The Township Police Traffic Bureau has delivered its recommendations for alleviating problems caused by dog-walkers illegally parking on Mount Vernon Road, seeking quick access to Brookdale Park and its canine facility. But residents aren’t happy about the suggestion that parking be limited to one side of their street.

Police Lt. Stephanie Egnezzo, the traffic bureau commander, went through her recommendation list — which includes barring parking on the south side of Mount Vernon — at the Township Council’s conference meeting on Tuesday night.

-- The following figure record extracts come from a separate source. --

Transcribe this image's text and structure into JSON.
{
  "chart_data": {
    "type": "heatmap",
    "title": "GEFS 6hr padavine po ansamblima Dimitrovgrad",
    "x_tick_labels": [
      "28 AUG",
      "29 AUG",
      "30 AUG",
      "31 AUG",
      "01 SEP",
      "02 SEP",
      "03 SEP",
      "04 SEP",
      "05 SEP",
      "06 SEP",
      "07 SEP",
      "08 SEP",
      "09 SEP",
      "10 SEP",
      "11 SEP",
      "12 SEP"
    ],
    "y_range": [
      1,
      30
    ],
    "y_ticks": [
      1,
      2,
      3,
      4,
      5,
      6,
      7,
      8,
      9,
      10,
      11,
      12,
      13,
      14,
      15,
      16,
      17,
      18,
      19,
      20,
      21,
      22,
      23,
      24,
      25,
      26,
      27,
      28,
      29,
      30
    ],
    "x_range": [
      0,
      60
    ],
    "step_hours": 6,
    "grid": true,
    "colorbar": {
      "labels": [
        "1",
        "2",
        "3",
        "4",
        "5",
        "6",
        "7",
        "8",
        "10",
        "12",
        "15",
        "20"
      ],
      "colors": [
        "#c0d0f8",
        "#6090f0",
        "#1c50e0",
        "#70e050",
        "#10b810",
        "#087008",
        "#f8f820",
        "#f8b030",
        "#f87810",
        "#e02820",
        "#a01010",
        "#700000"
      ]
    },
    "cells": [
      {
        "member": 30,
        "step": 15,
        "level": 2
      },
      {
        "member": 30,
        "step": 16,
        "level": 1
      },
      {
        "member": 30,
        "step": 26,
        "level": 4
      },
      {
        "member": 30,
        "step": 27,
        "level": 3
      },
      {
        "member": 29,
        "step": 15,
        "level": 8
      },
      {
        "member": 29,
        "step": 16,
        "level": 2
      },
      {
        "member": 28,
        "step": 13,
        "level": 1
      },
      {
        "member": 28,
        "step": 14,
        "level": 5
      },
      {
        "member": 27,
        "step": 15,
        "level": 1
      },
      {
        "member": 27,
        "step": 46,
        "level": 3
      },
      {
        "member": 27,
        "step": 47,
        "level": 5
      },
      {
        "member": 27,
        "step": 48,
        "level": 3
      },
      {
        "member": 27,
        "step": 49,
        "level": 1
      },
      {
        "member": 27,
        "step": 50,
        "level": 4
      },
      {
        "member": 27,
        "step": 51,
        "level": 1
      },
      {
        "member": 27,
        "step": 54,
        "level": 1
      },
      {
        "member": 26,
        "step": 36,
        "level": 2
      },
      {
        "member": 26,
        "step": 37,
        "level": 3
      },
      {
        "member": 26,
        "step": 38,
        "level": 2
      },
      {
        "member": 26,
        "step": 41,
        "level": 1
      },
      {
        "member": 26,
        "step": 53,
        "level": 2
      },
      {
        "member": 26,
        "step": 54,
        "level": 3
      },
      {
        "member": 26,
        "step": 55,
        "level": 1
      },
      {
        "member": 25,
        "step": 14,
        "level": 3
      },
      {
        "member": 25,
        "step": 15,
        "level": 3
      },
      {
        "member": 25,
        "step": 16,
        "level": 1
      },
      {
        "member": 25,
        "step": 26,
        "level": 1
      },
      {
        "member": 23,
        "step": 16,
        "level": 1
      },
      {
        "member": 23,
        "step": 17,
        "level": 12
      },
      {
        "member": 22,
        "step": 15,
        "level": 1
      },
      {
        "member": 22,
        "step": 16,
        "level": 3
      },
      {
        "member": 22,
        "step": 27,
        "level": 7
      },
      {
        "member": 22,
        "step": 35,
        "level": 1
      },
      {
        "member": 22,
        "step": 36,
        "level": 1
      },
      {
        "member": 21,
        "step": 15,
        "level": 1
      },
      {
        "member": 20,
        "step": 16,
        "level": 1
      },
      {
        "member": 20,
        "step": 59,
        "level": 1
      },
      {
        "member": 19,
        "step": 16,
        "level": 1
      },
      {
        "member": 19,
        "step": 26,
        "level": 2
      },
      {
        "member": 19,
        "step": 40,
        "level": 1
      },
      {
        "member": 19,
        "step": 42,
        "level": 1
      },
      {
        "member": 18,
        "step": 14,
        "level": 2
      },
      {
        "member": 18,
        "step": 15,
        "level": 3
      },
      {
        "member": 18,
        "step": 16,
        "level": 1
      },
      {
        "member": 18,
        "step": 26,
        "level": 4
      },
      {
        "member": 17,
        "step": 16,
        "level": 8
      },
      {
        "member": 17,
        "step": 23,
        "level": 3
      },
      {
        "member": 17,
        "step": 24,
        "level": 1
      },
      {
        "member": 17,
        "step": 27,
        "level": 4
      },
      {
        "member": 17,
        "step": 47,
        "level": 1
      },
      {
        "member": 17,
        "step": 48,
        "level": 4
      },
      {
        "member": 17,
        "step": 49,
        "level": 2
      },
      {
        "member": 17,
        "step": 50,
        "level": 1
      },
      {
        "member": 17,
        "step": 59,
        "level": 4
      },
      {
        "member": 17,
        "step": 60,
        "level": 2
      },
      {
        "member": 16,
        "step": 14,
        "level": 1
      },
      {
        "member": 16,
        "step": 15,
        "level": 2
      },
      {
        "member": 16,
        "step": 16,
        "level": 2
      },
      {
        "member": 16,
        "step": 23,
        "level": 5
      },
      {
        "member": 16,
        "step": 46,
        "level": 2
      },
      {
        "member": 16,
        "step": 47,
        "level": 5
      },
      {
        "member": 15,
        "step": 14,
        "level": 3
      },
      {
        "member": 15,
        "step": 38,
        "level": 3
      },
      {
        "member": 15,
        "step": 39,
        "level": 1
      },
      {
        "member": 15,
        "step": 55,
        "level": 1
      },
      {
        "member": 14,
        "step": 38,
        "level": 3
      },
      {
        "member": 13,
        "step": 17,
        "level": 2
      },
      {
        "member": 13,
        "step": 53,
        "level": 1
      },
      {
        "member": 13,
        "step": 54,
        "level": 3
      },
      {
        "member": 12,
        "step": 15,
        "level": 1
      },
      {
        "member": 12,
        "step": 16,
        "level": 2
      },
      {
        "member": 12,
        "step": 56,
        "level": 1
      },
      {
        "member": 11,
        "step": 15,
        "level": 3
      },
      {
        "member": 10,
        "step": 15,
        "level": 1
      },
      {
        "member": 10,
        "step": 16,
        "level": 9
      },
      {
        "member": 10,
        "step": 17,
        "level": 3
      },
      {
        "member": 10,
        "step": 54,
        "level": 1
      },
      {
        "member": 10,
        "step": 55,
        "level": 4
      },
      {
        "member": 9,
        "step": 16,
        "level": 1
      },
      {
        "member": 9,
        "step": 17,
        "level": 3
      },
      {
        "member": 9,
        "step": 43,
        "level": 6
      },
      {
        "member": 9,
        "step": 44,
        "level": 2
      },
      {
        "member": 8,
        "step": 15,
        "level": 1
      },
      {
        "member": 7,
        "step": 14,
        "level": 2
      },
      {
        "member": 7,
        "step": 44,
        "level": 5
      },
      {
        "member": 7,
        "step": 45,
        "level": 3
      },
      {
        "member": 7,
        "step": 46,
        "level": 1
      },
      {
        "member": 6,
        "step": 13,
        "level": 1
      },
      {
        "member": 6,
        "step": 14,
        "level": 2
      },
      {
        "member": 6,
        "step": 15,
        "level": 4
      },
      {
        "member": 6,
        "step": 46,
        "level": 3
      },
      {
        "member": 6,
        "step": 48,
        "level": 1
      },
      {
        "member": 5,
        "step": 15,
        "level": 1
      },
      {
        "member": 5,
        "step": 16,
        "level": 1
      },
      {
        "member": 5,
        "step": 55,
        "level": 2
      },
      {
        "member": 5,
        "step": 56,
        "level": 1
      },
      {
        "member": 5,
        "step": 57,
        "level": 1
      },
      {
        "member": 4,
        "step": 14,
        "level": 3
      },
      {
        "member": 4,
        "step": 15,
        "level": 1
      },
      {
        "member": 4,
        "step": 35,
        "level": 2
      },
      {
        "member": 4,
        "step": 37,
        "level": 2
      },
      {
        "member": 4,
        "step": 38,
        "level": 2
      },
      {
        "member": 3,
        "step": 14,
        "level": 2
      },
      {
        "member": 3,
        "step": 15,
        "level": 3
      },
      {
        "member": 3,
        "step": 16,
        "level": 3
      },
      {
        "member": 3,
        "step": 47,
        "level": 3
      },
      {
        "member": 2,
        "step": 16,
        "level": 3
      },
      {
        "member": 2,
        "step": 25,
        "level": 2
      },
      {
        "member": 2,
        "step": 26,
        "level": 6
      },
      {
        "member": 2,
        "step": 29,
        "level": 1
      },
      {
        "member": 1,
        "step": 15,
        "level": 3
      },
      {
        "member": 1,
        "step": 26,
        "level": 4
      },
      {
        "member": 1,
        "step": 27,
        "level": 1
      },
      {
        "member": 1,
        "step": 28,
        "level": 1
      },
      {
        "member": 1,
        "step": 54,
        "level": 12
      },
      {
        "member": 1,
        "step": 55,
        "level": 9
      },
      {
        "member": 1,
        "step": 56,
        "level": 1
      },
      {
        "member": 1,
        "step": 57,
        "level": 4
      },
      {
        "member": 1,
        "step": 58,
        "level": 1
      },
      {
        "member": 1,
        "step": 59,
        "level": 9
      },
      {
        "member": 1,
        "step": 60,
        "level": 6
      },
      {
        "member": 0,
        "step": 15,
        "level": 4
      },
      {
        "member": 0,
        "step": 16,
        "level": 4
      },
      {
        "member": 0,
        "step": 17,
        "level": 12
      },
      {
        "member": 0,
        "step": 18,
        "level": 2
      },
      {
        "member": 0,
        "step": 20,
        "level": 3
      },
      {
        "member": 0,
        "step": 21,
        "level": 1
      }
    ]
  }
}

Her report also suggested that there be no parking permitted at the easternmost end of three dead-end roads that are adjacent to Brookdale Park,  not only Mount Vernon but also Chester Road and Gordonhurst Avenue.    

Egnezzo’s other recommendations were that there be no parking from west of Mount Vernon’s dead end to the first driveway on the street’s north side because there’s a fire hydrant there and responders need access to it; and that parking be barred within 4 feet of driveways in the affected streets.

The lieutenant has been working for months with Mount Vernon residents to address their concerns about people speeding down their short street and blocking their driveways when they visit Brookdale’s dog park, accessing it at the end of the dead-end street. Essex County officials are considering modifying the dog park entrance, which could solve some of the issues that Mount Vernon residents have faced. But those possible changes are just pending at this point.

After Egnezzo went through her list, several people who live on Mount Vernon Road told the council they didn’t want parking barred on one side of their street, that such a change would create even more problems for them.

“By and large we’ve been very pleased with the response [from the township],” Rich Boniface said. “The thing that is making people nervous is the no-parking on one side, on the south side of the street.”

The dog-park people are taking up half the parking on the street, according to Boniface, and “it seems like the answer now is to take away the other half of the parking.”

His wife Shana Boniface told the council that limiting parking to one side of Mount Vernon Road would pose a safety threat, because people visiting residents on the street might be forced to park on Grove Street and fight its traffic to get to their destinations on the dead-end street.

“Mount Vernon is a small street,” she said. “There’s no place for overflow parking except on Grove Street.”

“The safety issue is more getting a fire truck down there,” Mayor Robert Jackson told her.

As part of her report, Egnezzo said that she had consulted with the Montclair Fire Department and asked it to evaluate Mount Vernon Road in terms of getting emergency vehicles down the narrow street. Fire officials said they were concerned because when cars are parked on both sides of the street, emergency vehicles don’t have the necessary clearance, according to Egnezzo. Mount Vernon is only 25.9 feet wide, which doesn’t allow the 15-foot clearance that emergency vehicles need if cars are parked at both sides of the street, she said.

Fourth Ward Councilwoman Renée Baskerville asked that the township research state laws that may set requirements regarding parking for streets that are 25 feet wide or narrower.

Third Ward Councilman Sean Spiller told the Mount Vernon residents that if state law mandates that there be parking on only one side of their street, the municipality’s hands will be tied.

“I’m fine with parking on both sides, if that’s legally allowed,” he said. “But if we hear back that you can’t do that, we’re going to vote, I think, to not allow it.”

Residents on Chester and Gordonhurst need to be notified of the police department’s recommendations, added Deputy Mayor William Hurlock.